Guest Editorial: State Rep. Kaela Berg - It’s About Time We Send Working People to Congress.
Working people built this country. Now it’s time for us to lead in Congress.
BNB Note:
While politics is often analyzed from the outside, BNB’s Guest Editorial Series aims to flip that perspective by highlighting the firsthand experiences of those working inside the political and policy arena. This includes lawmakers crafting and ushering legislation, candidates navigating the campaign trail, career civil servants implementing public programs, and political operatives shaping strategy behind the scenes.
The goal is not to litigate every claim or endorse every position, but to provide readers with direct insight into how decisions are made, how institutions function, and how power operates in practice.
Below, is a guest editorial from Minnesota State Representative Kaela Berg (DFL-55B). Berg is running in the DFL primary to represent Minnesota’s 2nd Congressional District.
Washington has left working people behind. Not just in policy, but in language, in candidates, in basic respect for the reality of working-class life. In 2024, we paid the price. Party leaders told voters the economy was fine — when we knew it wasn’t. They treated workers like we were too unsophisticated to understand our own circumstances.
The wealth gap between the top 1% and everyone else has widened for years. The ultra-wealthy keep getting richer while the rest of us grind through rising gas prices, medical bills, and grocery costs. Working people know things are bad. We’ve been sounding the alarm.
But change won’t happen if the politicians who are supposed to fight for us don’t know how bad it is themselves. Just 3% of Congress comes from the working class. Just 3% knows how to stretch a paycheck to the last dollar, cut a pill in half to make a prescription last, or do the math in your head at the grocery store because you can’t afford to be wrong.
How can we expect Congress to fix this economy if the people writing the laws have never lived it?
That’s why I’m running. I’ve been a union flight attendant for over twenty years. I’m a labor leader and a Minnesota state representative. And even as a legislator, I still live paycheck to paycheck.
That is one of my greatest strengths. When someone in my community tells me they’re struggling, I don’t have to imagine it. I live it too.
And I’ve delivered results. I authored and passed the ban on captive audience meetings, shutting down one of the oldest union-busting tactics on the books. My gun violence prevention law was the last one we passed in Minnesota — banning binary triggers and making straw purchases a felony. And after fighting for my own son in a broken education system, I put a mental health professional in every public school in the state.
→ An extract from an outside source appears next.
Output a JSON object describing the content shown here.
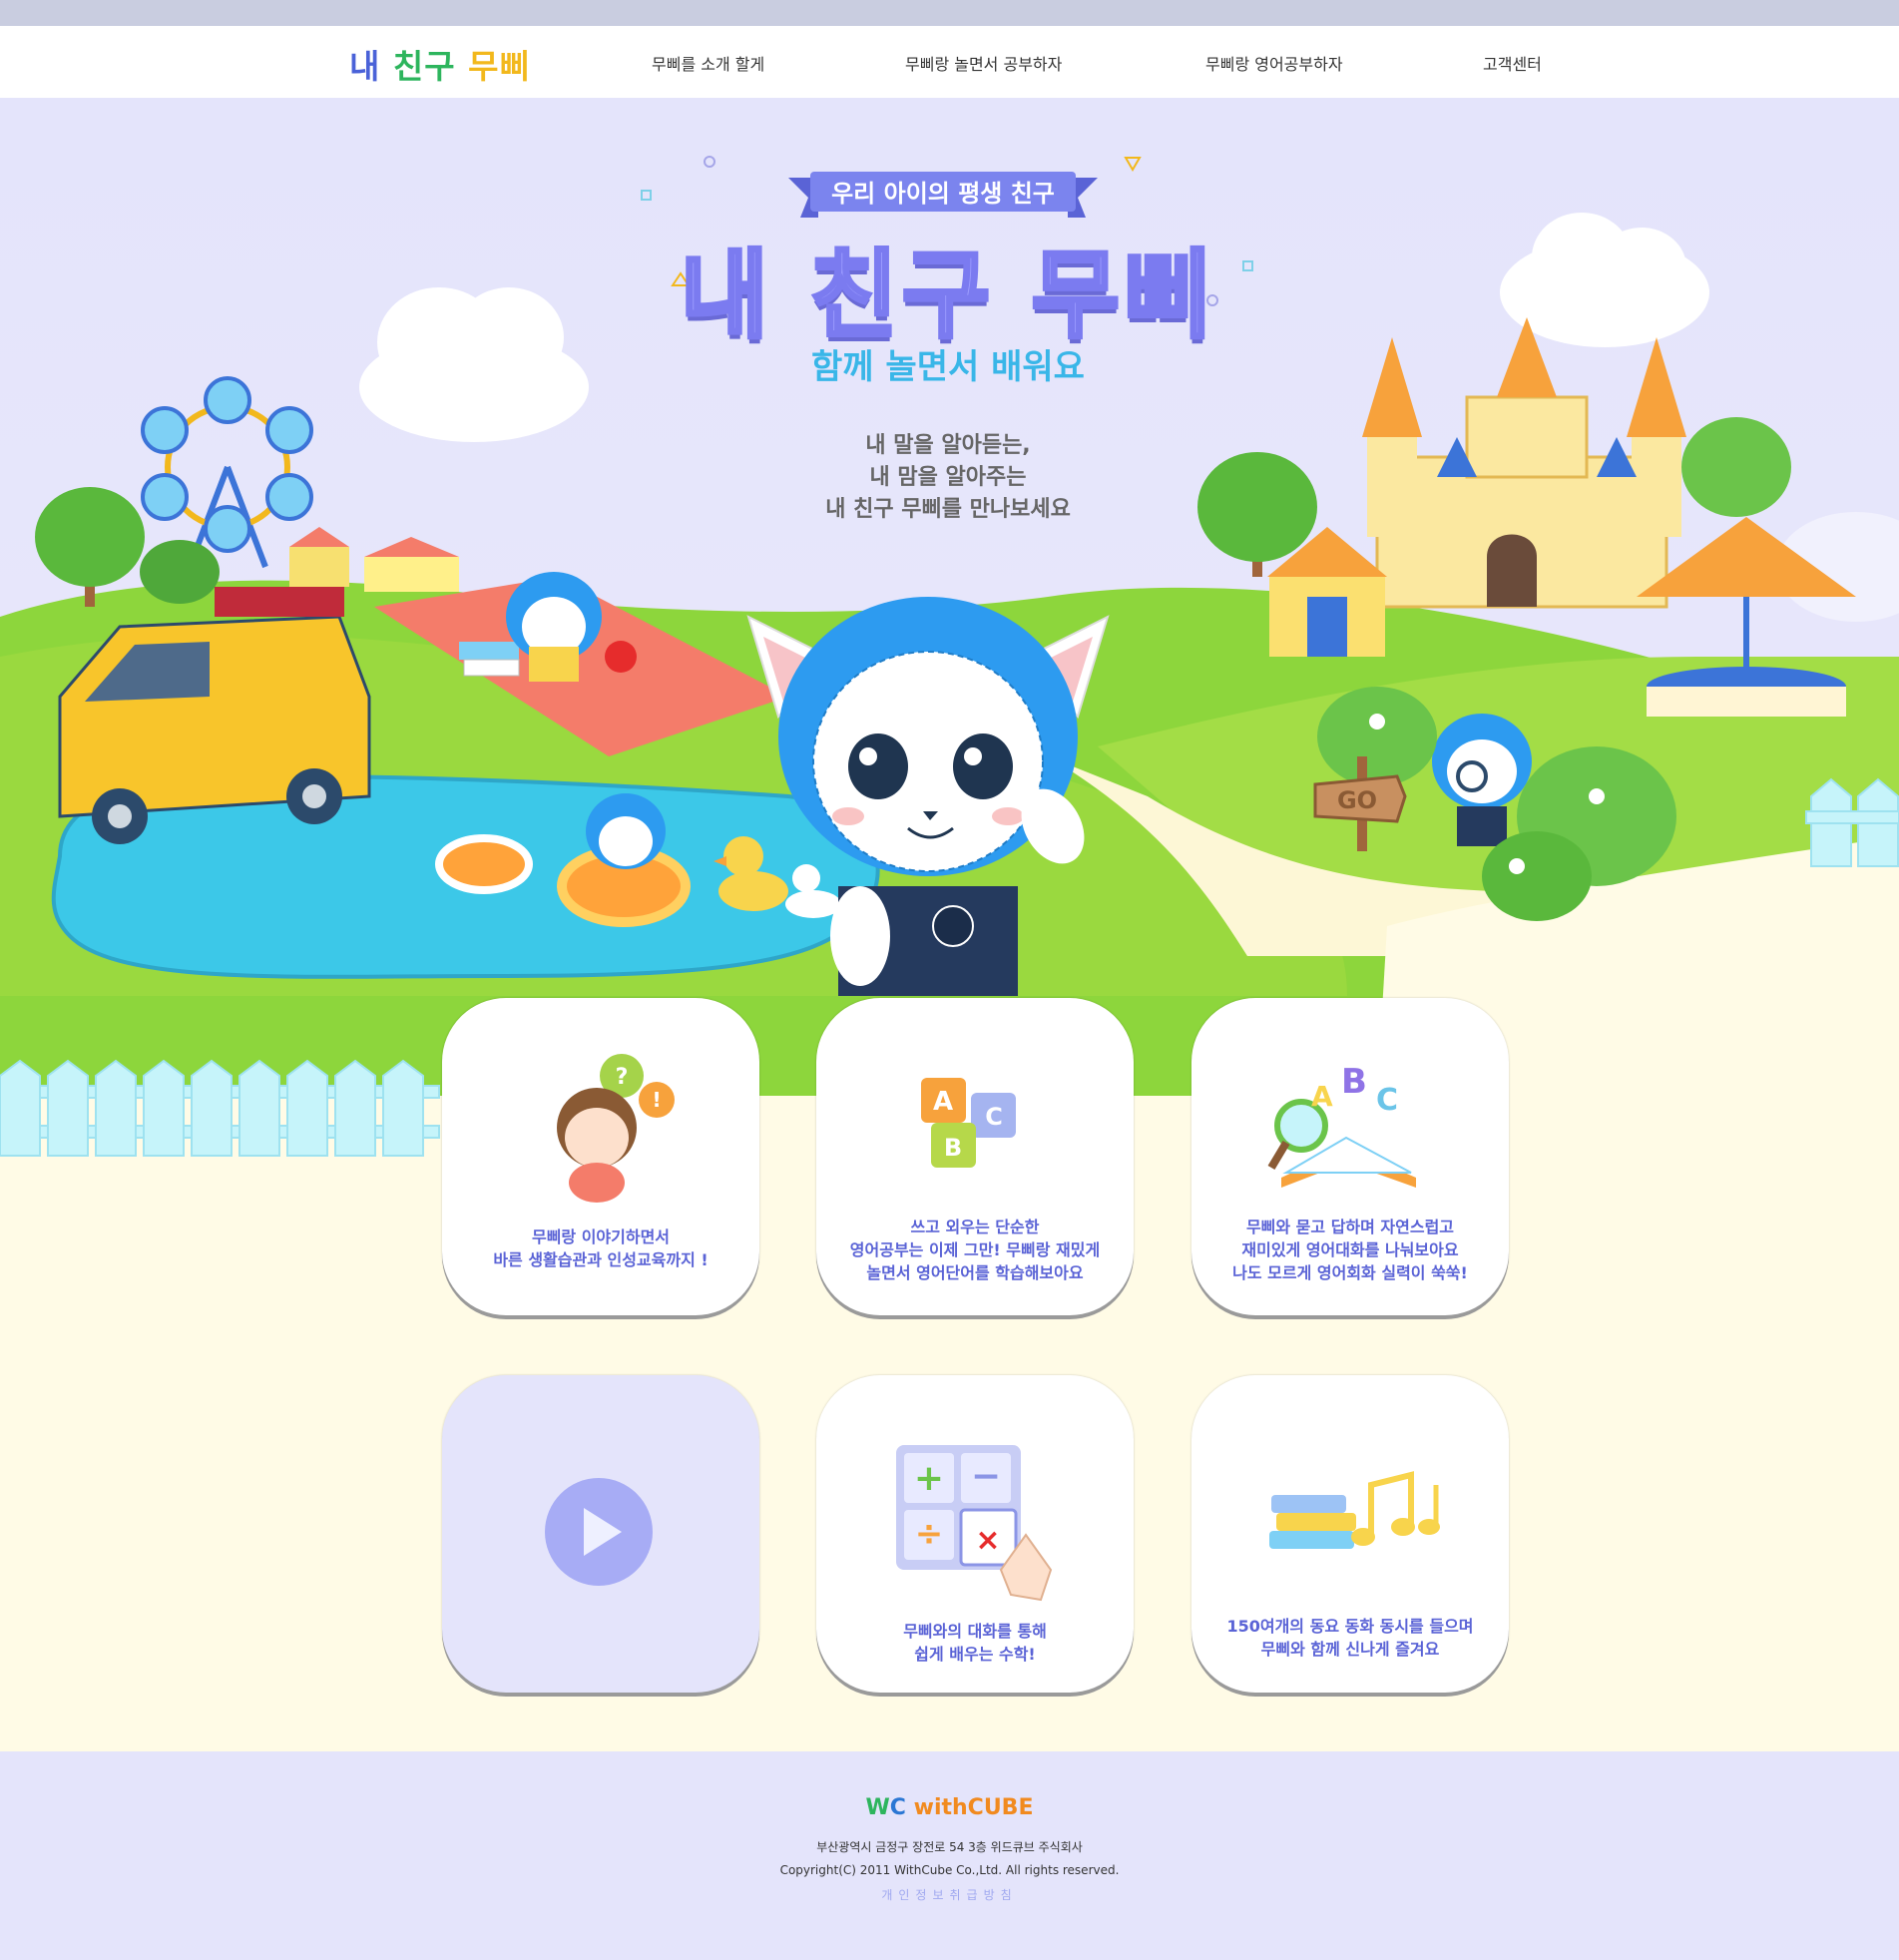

That’s what happens when you send a working-class person, and a labor leader, into government. We don’t just talk about the issues our communities are begging us to fix — we deliver, because we’re building a future for our communities, our kids, and our families.
And there’s no better place to find working-class candidates than the labor movement. We are the backbone of some of the most organized, most politically active movements in this country. We’ve stood on picket lines. We’ve shut down airports and hospitals to demand what we’re owed. When an aircraft crashed and flipped upside down in Toronto in 2025, it was highly trained flight attendants who evacuated 80 people and got every single one of them out alive. We know how to move fast in a crisis — because our jobs require it every day.
There’s real precedent for candidates like me. Alexandria Ocasio-Cortez was a bartender and waitress before she ran for Congress on a shoestring budget and beat a ten-term incumbent. She redrew the boundaries of what the Democratic Party was willing to fight for. Her pro-worker, anti-billionaire message filled arenas on the Fighting Oligarchy Tour with Bernie Sanders, reaching working people across ideological lines who are hungry for someone willing to tell the truth about power.
Mary Peltola won Alaska by speaking directly to working people who depend on the land and sea to survive. Now she’s running for Senate to keep fighting for her community, for the fisheries, and for the workers who keep them running.
AOC and Peltola prove that working-class candidates don’t just belong in these seats — we win in them, and we change what’s possible once we’re there. Not because we studied the working class from a distance, but because we live it — on the picket line, behind the beverage cart, on the fishing boat, and at the kitchen table doing the math on a bill that’s due before the paycheck comes in.
Minnesota’s Second District deserves a member of Congress who has had to fight for their livelihood, and who will bring that same fight to Washington. I’m someone who’s lived it, who’s organized alongside it, and who knows exactly what’s at stake if we get this wrong again.
Working people built this country. Now it’s time for us to lead in Congress.